David Galvan pourrait bénéficier de la liberté coinditionnelle en 2018

Pédophilie : Daniel Galvan pourrait bénéficier de la liberté conditionnelle en 2018

 

 

 

 

Après le refus par la justice espagnole d’extrader Daniel Galvan vers le Maroc, celui-ci devrait finir sa peine en Espagne et du coup bénéficier des lois de ce pays. Et le pédophile pourrait quitter la prison dès 2018. L’article 92 du code pénal espagnol accorde, sous certaines conditions, la liberté conditionnelle aux détenus ayant plus de 70 ans.

 
 
 
 

Le 18 novembre, la justice espagnole a rejeté l’extradition de Daniel Galvan vers le Maroc. En revanche, elle a ordonné que le pédophile purge la totalité de sa peine en Espagne. Mais voilà que cette option a de forte d’aboutir à une peine beaucoup plus réduite. La cause : l’âge du pédophile, 65 ans. Chez le voisin du nord, pour les détenus ayant plus de 70 ans, la perspective de liberté conditionnelle est presque à portée de main.
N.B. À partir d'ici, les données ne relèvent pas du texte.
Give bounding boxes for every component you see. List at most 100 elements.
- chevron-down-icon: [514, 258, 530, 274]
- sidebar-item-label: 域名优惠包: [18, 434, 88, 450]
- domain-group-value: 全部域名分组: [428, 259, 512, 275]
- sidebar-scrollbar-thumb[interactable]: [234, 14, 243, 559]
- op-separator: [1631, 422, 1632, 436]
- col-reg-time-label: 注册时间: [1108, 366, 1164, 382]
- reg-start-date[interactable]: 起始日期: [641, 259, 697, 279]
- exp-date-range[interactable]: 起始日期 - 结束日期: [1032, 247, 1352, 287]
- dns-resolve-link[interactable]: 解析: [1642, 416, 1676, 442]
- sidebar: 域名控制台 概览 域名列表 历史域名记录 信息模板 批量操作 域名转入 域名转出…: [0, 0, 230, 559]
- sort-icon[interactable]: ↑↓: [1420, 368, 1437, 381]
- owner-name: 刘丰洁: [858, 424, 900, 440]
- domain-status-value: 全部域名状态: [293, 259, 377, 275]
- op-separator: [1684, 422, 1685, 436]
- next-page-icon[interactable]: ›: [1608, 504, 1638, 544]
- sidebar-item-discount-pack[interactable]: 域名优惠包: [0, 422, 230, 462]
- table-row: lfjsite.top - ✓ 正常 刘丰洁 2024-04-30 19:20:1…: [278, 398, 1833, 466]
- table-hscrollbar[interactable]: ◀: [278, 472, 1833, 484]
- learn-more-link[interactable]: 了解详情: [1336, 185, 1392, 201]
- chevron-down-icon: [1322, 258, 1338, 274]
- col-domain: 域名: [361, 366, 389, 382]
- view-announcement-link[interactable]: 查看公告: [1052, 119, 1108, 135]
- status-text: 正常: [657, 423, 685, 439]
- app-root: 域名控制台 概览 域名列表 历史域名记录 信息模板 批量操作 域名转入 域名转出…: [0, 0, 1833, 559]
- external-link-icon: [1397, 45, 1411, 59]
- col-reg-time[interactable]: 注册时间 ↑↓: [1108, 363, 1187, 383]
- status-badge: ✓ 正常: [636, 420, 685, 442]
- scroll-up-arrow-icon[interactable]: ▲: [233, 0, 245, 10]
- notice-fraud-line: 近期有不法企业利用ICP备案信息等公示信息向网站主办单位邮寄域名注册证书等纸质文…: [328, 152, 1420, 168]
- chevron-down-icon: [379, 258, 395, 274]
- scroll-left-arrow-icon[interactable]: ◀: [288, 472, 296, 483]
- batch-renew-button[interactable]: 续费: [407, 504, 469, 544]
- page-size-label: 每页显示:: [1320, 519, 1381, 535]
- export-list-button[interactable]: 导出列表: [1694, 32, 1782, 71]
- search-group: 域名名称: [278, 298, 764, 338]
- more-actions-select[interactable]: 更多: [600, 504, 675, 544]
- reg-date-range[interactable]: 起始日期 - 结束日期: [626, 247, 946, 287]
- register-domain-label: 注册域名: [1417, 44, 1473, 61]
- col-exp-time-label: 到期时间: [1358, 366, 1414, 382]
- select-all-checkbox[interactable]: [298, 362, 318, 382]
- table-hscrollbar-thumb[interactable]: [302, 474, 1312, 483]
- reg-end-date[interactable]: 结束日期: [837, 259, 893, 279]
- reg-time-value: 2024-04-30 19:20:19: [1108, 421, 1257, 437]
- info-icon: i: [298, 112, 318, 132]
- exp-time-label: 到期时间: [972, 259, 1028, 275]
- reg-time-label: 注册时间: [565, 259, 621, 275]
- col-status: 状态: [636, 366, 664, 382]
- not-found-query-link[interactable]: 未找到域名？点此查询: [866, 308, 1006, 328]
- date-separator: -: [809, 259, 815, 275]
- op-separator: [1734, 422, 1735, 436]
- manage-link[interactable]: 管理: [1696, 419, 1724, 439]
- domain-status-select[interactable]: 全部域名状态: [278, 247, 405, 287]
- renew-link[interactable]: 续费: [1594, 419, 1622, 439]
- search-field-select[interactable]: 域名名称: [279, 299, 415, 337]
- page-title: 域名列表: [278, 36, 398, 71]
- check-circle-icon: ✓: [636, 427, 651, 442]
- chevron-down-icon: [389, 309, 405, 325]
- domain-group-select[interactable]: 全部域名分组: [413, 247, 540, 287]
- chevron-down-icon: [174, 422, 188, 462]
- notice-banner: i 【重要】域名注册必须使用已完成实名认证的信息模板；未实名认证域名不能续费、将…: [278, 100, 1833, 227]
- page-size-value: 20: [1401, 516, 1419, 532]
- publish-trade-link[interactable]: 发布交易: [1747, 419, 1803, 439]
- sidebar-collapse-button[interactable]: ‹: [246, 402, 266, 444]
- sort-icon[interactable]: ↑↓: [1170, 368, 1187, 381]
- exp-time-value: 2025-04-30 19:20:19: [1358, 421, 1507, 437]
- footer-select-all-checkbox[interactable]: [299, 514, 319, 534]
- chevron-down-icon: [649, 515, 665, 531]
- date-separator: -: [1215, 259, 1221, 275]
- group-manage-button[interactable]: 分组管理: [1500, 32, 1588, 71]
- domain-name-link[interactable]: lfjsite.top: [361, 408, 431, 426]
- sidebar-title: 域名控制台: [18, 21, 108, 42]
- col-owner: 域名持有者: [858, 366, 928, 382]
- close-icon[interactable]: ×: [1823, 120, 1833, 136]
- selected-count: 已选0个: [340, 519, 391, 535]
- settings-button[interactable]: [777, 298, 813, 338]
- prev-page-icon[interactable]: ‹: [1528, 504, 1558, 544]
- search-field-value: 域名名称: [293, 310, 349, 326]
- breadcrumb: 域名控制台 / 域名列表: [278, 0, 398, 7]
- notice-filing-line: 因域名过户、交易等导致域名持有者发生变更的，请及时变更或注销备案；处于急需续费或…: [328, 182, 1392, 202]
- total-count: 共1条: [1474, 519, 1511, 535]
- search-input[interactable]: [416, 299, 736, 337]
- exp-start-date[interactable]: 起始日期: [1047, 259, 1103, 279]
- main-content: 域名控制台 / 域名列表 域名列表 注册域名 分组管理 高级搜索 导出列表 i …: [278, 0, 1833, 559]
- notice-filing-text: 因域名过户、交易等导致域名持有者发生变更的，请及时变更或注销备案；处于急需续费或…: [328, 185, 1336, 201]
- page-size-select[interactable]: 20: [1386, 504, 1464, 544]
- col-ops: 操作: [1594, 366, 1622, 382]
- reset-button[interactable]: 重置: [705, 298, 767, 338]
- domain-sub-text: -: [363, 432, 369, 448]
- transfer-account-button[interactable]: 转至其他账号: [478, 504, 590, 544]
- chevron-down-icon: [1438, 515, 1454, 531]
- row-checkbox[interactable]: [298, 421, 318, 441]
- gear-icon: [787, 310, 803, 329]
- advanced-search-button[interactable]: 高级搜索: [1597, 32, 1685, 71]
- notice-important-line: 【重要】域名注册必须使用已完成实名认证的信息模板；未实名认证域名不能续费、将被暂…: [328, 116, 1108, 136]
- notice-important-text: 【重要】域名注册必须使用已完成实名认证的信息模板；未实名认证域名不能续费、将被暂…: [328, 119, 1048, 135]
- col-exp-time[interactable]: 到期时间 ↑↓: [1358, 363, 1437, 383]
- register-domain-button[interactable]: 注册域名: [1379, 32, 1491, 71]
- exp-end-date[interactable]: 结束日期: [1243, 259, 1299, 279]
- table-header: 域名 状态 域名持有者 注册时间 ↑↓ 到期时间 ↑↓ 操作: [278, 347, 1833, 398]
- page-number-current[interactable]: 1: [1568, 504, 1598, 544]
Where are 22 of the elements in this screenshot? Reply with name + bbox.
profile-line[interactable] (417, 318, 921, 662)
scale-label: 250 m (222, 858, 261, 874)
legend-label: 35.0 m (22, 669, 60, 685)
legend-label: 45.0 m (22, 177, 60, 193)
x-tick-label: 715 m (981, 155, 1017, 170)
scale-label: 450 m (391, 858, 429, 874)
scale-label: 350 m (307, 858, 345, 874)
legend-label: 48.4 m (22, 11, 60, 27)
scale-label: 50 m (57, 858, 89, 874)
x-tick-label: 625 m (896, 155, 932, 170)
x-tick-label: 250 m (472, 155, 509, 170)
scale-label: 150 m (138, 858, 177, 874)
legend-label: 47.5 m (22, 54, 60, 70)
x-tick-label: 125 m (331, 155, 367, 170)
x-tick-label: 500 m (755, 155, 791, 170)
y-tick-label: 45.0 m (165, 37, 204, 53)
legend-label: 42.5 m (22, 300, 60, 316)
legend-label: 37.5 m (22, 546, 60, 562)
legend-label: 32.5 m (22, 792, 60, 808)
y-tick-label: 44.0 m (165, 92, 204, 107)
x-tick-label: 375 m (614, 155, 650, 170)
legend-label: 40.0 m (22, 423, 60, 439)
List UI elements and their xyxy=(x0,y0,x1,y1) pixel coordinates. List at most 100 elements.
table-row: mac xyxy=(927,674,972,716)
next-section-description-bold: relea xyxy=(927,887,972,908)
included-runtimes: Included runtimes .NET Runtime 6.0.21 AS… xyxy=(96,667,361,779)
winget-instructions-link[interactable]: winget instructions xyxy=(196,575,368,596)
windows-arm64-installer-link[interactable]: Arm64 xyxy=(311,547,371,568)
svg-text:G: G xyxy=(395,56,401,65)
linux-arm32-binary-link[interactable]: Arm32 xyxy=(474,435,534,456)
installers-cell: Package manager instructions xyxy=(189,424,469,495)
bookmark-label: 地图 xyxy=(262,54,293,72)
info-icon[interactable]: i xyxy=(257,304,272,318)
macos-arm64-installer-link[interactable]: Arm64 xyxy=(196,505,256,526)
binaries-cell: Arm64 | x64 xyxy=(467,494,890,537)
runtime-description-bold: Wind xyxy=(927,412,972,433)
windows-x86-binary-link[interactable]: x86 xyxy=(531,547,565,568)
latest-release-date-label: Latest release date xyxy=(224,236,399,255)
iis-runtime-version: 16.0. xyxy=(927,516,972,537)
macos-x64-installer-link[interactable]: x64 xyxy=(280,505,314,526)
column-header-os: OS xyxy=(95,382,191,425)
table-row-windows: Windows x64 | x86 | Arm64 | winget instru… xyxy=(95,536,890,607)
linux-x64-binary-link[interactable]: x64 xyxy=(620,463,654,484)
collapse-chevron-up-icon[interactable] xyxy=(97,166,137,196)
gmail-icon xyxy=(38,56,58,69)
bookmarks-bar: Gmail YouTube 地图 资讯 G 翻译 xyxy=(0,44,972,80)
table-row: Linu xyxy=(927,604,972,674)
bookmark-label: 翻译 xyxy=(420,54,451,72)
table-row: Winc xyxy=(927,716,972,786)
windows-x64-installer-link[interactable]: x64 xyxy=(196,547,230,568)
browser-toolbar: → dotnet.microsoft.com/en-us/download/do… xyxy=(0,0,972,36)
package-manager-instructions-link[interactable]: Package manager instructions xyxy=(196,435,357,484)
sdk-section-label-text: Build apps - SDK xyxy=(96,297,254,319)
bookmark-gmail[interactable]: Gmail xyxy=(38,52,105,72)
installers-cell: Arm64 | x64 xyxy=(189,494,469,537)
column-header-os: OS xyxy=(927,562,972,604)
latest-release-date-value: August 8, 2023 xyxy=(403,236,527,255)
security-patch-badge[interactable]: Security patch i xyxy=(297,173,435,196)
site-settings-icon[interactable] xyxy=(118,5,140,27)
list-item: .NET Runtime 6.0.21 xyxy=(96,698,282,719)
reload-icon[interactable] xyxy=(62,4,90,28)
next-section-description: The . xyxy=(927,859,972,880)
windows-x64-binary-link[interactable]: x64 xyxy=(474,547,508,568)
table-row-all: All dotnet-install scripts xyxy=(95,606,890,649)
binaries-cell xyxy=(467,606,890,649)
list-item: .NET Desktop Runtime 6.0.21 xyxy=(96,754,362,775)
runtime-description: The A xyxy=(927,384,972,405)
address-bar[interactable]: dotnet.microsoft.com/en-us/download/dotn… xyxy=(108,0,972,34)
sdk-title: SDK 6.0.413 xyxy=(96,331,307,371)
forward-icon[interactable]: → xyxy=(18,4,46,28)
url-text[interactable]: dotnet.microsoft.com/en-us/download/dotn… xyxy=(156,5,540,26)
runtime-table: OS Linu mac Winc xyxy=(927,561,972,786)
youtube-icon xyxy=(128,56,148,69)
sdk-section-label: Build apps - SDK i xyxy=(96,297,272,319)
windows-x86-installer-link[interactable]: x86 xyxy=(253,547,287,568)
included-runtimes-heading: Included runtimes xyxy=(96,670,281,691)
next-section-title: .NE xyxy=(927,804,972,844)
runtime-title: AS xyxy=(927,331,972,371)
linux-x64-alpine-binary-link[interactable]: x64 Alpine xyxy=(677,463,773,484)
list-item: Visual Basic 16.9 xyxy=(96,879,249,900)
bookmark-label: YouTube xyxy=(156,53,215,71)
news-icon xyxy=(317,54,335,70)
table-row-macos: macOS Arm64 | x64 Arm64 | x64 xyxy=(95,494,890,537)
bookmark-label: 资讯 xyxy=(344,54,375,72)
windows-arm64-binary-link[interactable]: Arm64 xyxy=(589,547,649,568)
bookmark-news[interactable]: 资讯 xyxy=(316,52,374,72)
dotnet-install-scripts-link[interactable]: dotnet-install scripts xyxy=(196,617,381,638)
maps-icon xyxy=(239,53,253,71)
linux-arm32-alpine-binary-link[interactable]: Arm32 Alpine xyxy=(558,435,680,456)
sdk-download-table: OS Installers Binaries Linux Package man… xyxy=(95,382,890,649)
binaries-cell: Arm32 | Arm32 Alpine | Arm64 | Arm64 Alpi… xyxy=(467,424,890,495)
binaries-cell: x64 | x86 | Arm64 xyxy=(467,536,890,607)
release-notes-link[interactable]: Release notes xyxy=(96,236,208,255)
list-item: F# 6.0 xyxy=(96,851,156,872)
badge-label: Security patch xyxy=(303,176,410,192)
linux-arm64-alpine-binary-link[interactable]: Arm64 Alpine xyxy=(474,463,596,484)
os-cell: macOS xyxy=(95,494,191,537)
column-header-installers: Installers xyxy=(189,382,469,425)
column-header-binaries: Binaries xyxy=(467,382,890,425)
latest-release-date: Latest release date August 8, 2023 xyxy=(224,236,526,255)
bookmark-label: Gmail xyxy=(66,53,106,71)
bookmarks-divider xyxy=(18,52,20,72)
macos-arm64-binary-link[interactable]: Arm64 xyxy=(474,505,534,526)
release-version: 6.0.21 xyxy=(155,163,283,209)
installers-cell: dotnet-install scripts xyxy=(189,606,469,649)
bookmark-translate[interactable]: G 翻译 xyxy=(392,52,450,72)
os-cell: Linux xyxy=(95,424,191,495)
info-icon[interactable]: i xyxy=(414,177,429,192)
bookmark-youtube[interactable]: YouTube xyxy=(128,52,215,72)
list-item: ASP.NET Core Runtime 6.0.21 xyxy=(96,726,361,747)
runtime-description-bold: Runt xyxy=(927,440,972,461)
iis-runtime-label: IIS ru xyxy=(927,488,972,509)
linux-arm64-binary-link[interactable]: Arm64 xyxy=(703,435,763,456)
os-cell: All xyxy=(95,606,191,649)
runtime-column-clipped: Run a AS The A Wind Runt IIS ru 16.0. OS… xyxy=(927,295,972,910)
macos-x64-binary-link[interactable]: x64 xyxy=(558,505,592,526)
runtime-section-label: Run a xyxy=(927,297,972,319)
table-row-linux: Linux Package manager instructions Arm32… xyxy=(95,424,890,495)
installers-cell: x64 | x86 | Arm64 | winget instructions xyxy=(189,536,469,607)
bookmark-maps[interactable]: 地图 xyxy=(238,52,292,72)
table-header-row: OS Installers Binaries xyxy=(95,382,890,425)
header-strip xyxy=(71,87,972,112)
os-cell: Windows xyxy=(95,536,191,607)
L’article 92 du code pénal espagnol lui accorde cette possibilité

Galvan, condamné en 2011 par la cour d’appel de Kénitra à 30 ans de prison, serait-il éligible pour bénéficier d’une telle mesure? D’abord, il a le facteur de l’âge qui joue en sa faveur et ensuite il répond à certains critères cités dans l’article 92 du code pénal espagnol.

Il ne lui manquerait que des rapports des services sociaux attestant de sa bonne insertion et, bien entendu, écartant toute possibilité de récidive. C’est le seul obstacle qui pourrait repousser, pour quelques années de plus, l’échéance de la sortie du pédophile, gracié par erreur à l’occasion de la dernière fête du trône.

Le pédophile a également dans son escarcelle la détérioration de sa santé  

Et il n’y a pas que l’âge qui pourrait baliser le terrain pour une libération de Galvan. Son état de santé pourrait être un atout. Dès les premiers jours de l’éclatement de cette affaire, Manuel Maza, l’avocat de Daniel Galvan avait brandit cette carte pour demander la remise en liberté provisoire de son client.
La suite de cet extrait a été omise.